December 2010
Christmas and the Annunciation have much to teach us about our role in creation. Christ’s entry into human history calls us to echo the Blessed Mother’s “Yes” to God, to align our ways with God’s ways—to willingly take part in the unfolding salvation of our fallen world, even if we don’t always (or precisely) understand what we’re supposed to do.
Christmas and the Annunciation have much to teach us about our role in creation. Christ’s entry into human history calls us to echo the Blessed Mother’s “Yes” to God, to align our ways with God’s ways—to willingly take part in the unfolding salvation of our fallen world, even if we don’t always (or precisely) understand what we’re supposed to do.
One thing that we in the twenty-first century certainly understand is that humans are dependent creatures. Much like an unborn child in a mother’s womb, our species lives in a self-contained ecosystem and we can not create what sustains us. We require the radiative energy of our sun and, infinitely more important, the eternal life of the Spirit of God.
All this comes to mind in Verbum Domini, the Holy Father’s recently published reflections on a 2008 meeting of bishops held at the Vatican. The meeting’s theme, “The Word of God in the Life and Mission of the Church” sought to explore Holy Scripture’s interaction with the current age. One item on the agenda was our relationship with creation.
The Holy Father notes that “engagement with the world, as demanded by God’s word, makes us look with new eyes at the entire created cosmos, which contains traces of that Word through whom all things were made (see Jn 1:2). As men and women who believe in and proclaim the Gospel, we have a responsibility towards creation. Revelation makes known God’s plan for the cosmos, yet it also leads us to denounce that mistaken attitude which refuses to view all created realities as a reflection of their Creator, but instead as mere raw material, to be exploited without scruple.”
Benedict XVI writes that when individuals and cultures don’t view creation as the loving gift of God, humanity will “exploit and disfigure nature, failing to see it as the handiwork of the creative word.”
The Holy Father then quotes the bishops directly: “’’Accepting the word of God, attested to by Scripture and by the Church’s living Tradition, gives rise to a new way of seeing things, promotes an authentic ecology which has its deepest roots in the obedience of faith … [and] develops a renewed theological sensitivity to the goodness of all things, which are created in Christ.’ We need to be re-educated in wonder,” the pontiff adds, “and in the ability to recognize the beauty made manifest in created realities.”
And so this Advent, as we prepare for the coming of Christ, let us question how we may “be re-educated” in our wonderment and understanding of the gift of creation, and our responsibility towards it. In doing so we might heed what science is telling us about our impacts on our climate, about how our consumption can contaminate our air, water, land and even our own bodies. We might pay more attention to the choices made by our elected officials, by our business leaders and by ourselves.

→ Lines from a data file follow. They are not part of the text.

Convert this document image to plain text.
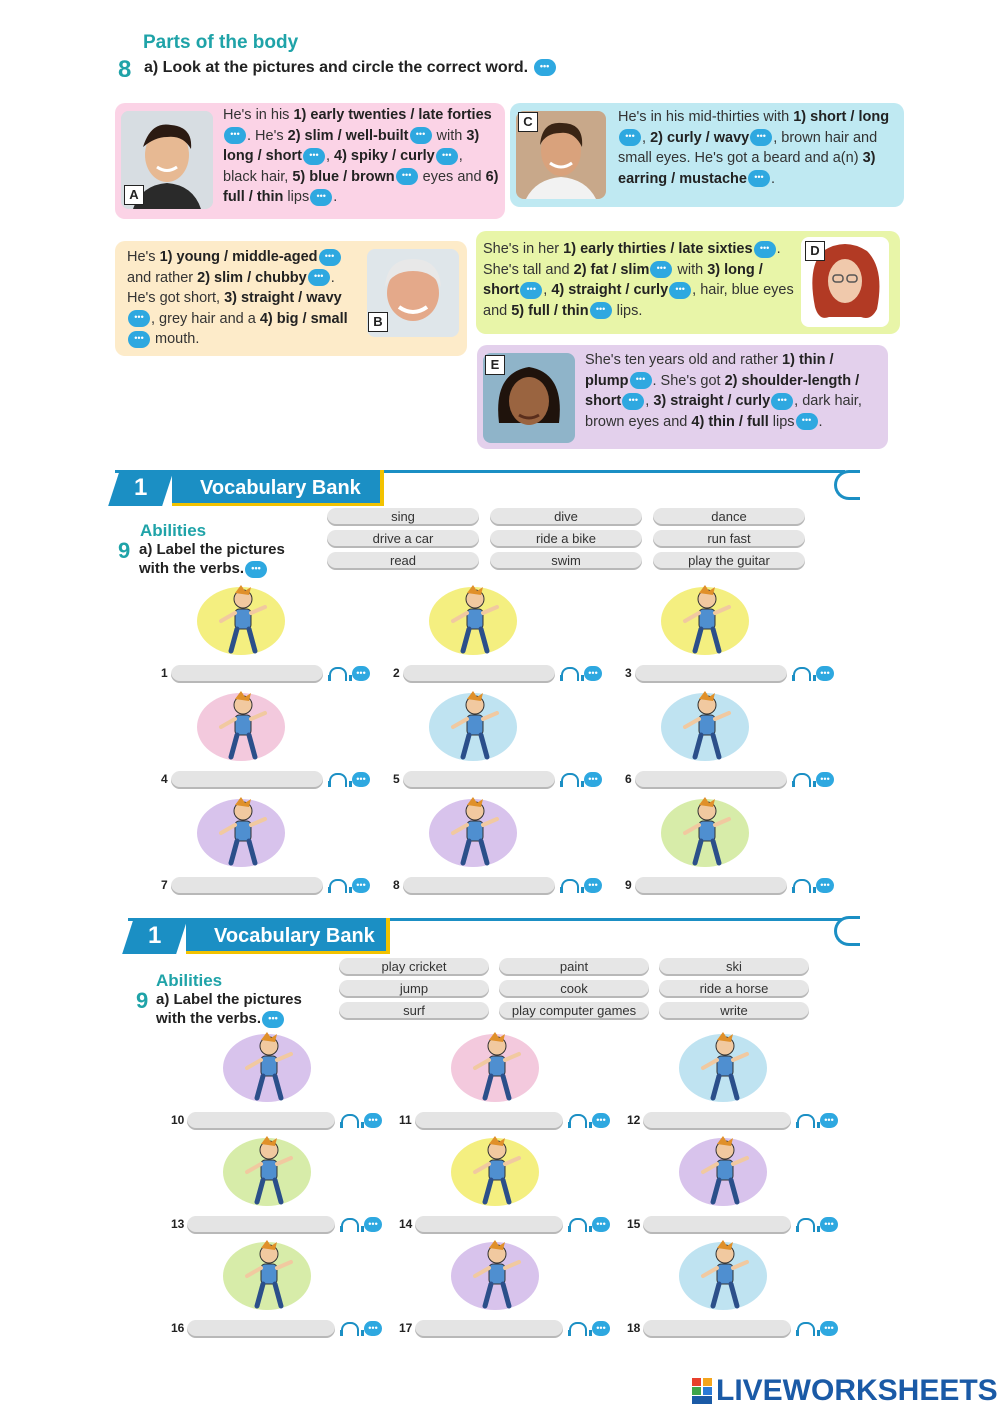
Parts of the body
8 a) Look at the pictures and circle the correct word. •••
A
He's in his 1) early twenties / late forties•••. He's 2) slim / well-built••• with 3) long / short ••• , 4) spiky / curly ••• , black hair, 5) blue / brown••• eyes and 6) full / thin lips ••• .
C	He's in his mid-thirties with 1) short / long•••, 2) curly / wavy ••• , brown hair and small eyes. He's got a beard and a(n) 3) earring / mustache ••• .
He's 1) young / middle-aged••• and rather 2) slim / chubby ••• . He's got short, 3) straight / wavy•••, grey hair and a 4) big / small••• mouth.
B
She's in her 1) early thirties / late sixties ••• . She's tall and 2) fat / slim••• with 3) long / short ••• , 4) straight / curly ••• , hair, blue eyes and 5) full / thin••• lips.
D
E	She's ten years old and rather 1) thin / plump ••• . She's got 2) shoulder-length / short ••• , 3) straight / curly ••• , dark hair, brown eyes and 4) thin / full lips ••• .
1	Vocabulary Bank
Abilities
9 a) Label the pictures
with the verbs.•••
sing	dive	dance
drive a car	ride a bike	run fast
read	swim	play the guitar
1 •••	2 •••	3
•••
4 •••	5 •••	6
•••
7 •••	8 •••	9
•••
1	Vocabulary Bank
Abilities
9 a) Label the pictures
with the verbs.•••
play cricket	paint	ski
jump	cook	ride a horse
surf	play computer games	write
10 •••	11 •••	12
•••
13 •••	14 •••	15
•••
16 •••	17 •••	18
•••
LIVEWORKSHEETS
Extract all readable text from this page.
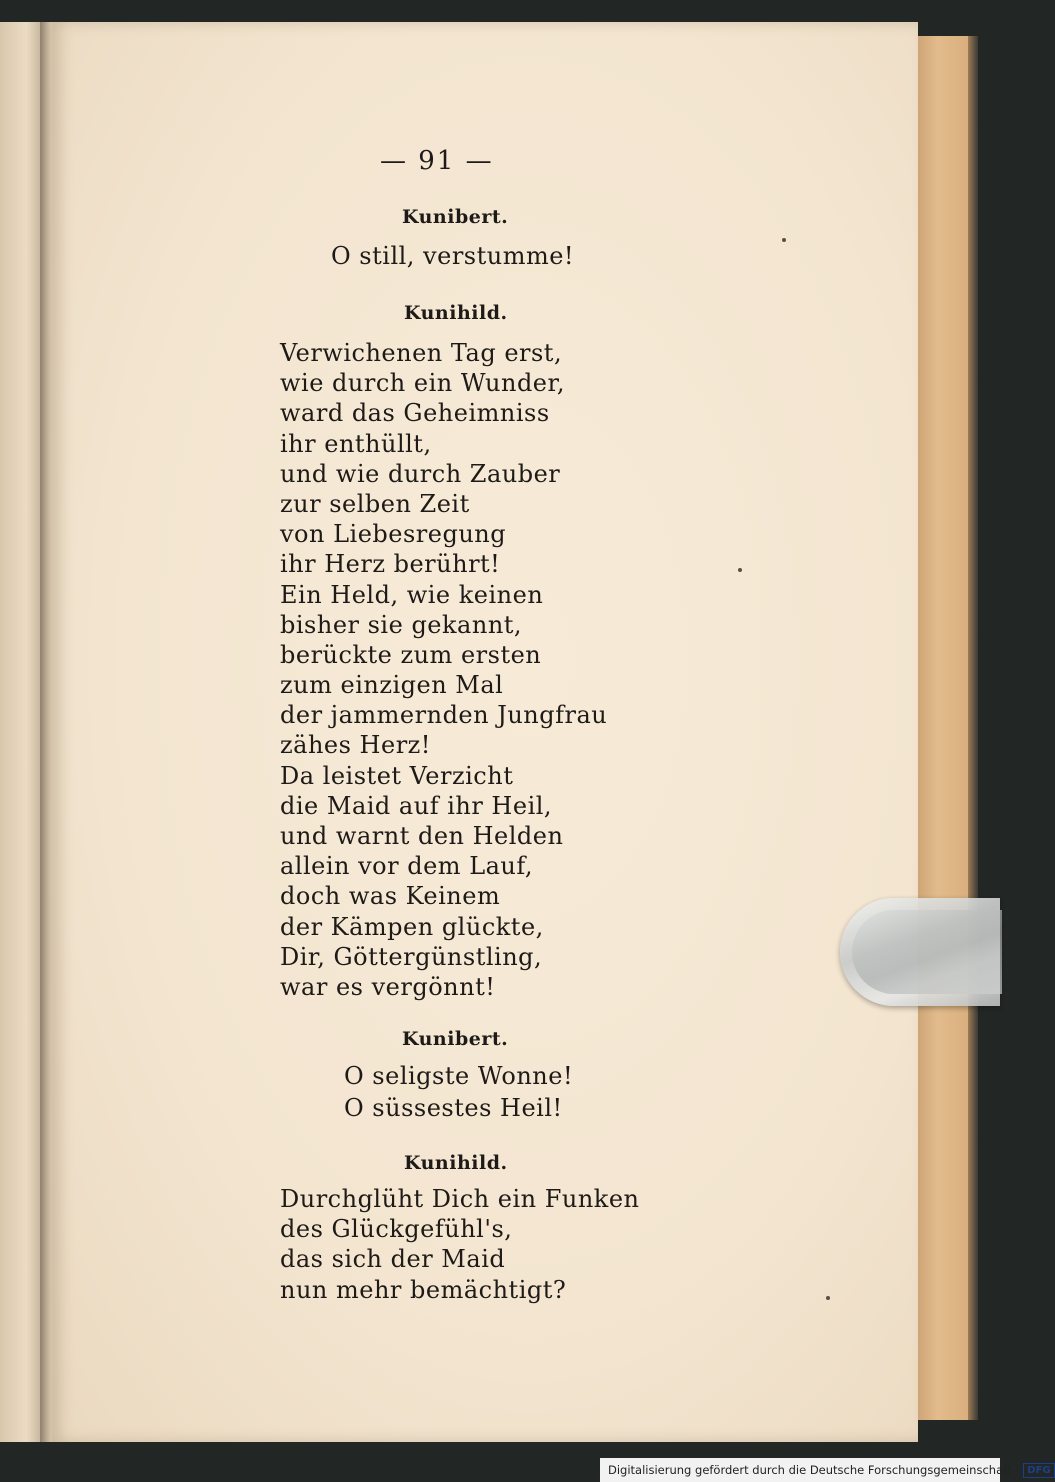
— 91 —
Kunibert.
O still, verstumme!
Kunihild.
Verwichenen Tag erst,
wie durch ein Wunder,
ward das Geheimniss
ihr enthüllt,
und wie durch Zauber
zur selben Zeit
von Liebesregung
ihr Herz berührt!
Ein Held, wie keinen
bisher sie gekannt,
berückte zum ersten
zum einzigen Mal
der jammernden Jungfrau
zähes Herz!
Da leistet Verzicht
die Maid auf ihr Heil,
und warnt den Helden
allein vor dem Lauf,
doch was Keinem
der Kämpen glückte,
Dir, Göttergünstling,
war es vergönnt!
Kunibert.
O seligste Wonne!
O süssestes Heil!
Kunihild.
Durchglüht Dich ein Funken
des Glückgefühl's,
das sich der Maid
nun mehr bemächtigt?
Digitalisierung gefördert durch die Deutsche Forschungsgemeinschaft - DFG
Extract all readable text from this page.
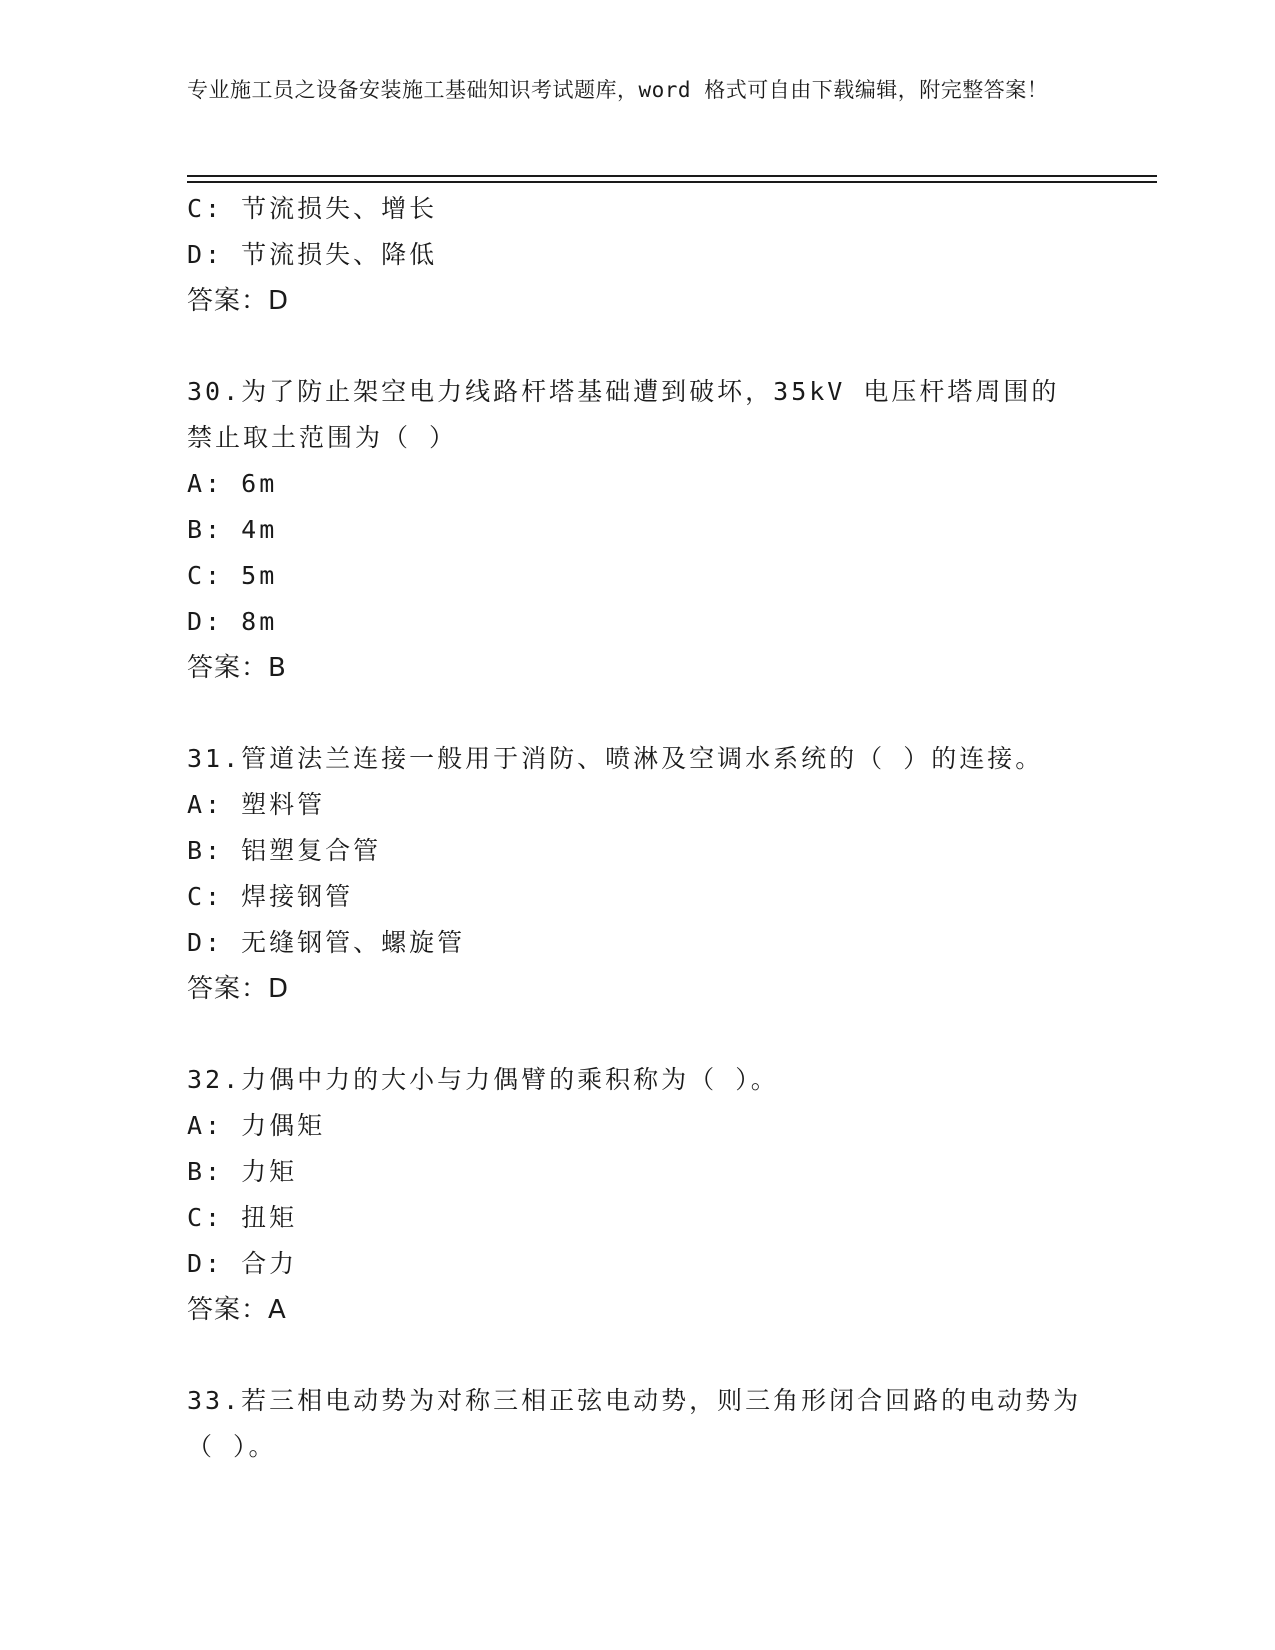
专业施工员之设备安装施工基础知识考试题库，word 格式可自由下载编辑，附完整答案！

C: 节流损失、增长

D: 节流损失、降低

答案：D

30.为了防止架空电力线路杆塔基础遭到破坏，35kV 电压杆塔周围的禁止取土范围为（ ）

A: 6m

B: 4m

C: 5m

D: 8m

答案：B

31.管道法兰连接一般用于消防、喷淋及空调水系统的（ ）的连接。

A: 塑料管

B: 铝塑复合管

C: 焊接钢管

D: 无缝钢管、螺旋管

答案：D

32.力偶中力的大小与力偶臂的乘积称为（ ）。

A: 力偶矩

B: 力矩

C: 扭矩

D: 合力

答案：A

33.若三相电动势为对称三相正弦电动势，则三角形闭合回路的电动势为（ ）。
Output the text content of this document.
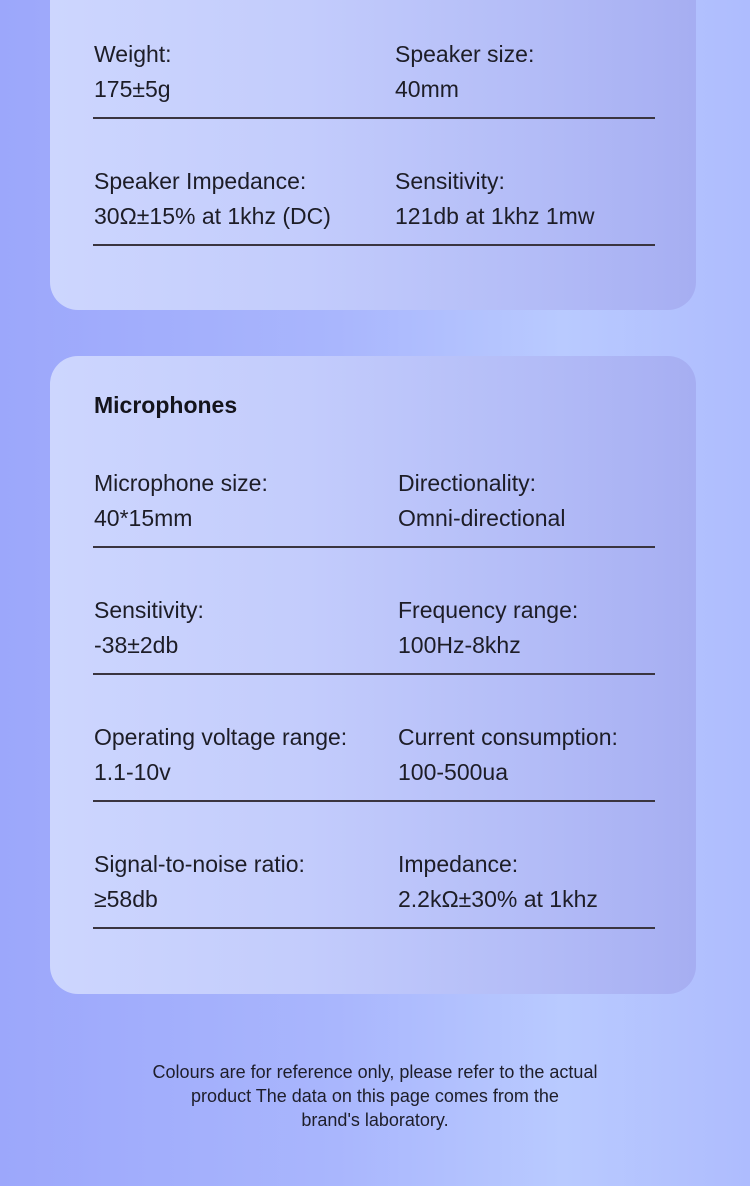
Weight:
175±5g
Speaker size:
40mm
Speaker Impedance:
30Ω±15% at 1khz (DC)
Sensitivity:
121db at 1khz 1mw
Microphones
Microphone size:
40*15mm
Directionality:
Omni-directional
Sensitivity:
-38±2db
Frequency range:
100Hz-8khz
Operating voltage range:
1.1-10v
Current consumption:
100-500ua
Signal-to-noise ratio:
≥58db
Impedance:
2.2kΩ±30% at 1khz
Colours are for reference only, please refer to the actual
product The data on this page comes from the
brand's laboratory.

We might decide to consume less or recycle more. We might choose to become more efficient users of energy. We might use public transportation, reusable grocery bags or compost kitchen wastes to make first-rate fertilizer. We might use safer alternatives to toxic household cleaning materials. We might support local farms—the ones that grow food as well as those that supply electricity from wind turbines.
The list goes on. But none of this means anything unless we connect our actions with a fidelity to and love of Christ.
As the Season of Christmas comes this December 25th, let us heed Verbum Domini’s call for an “authentic ecology”— one that sees in our world the Creator’s activity of sacrificial love. Let our Christmas gift to creation be a renewed sense of dependency on, and appreciation of, the very cosmos that God has made and, in the fullness of time, joined with to save.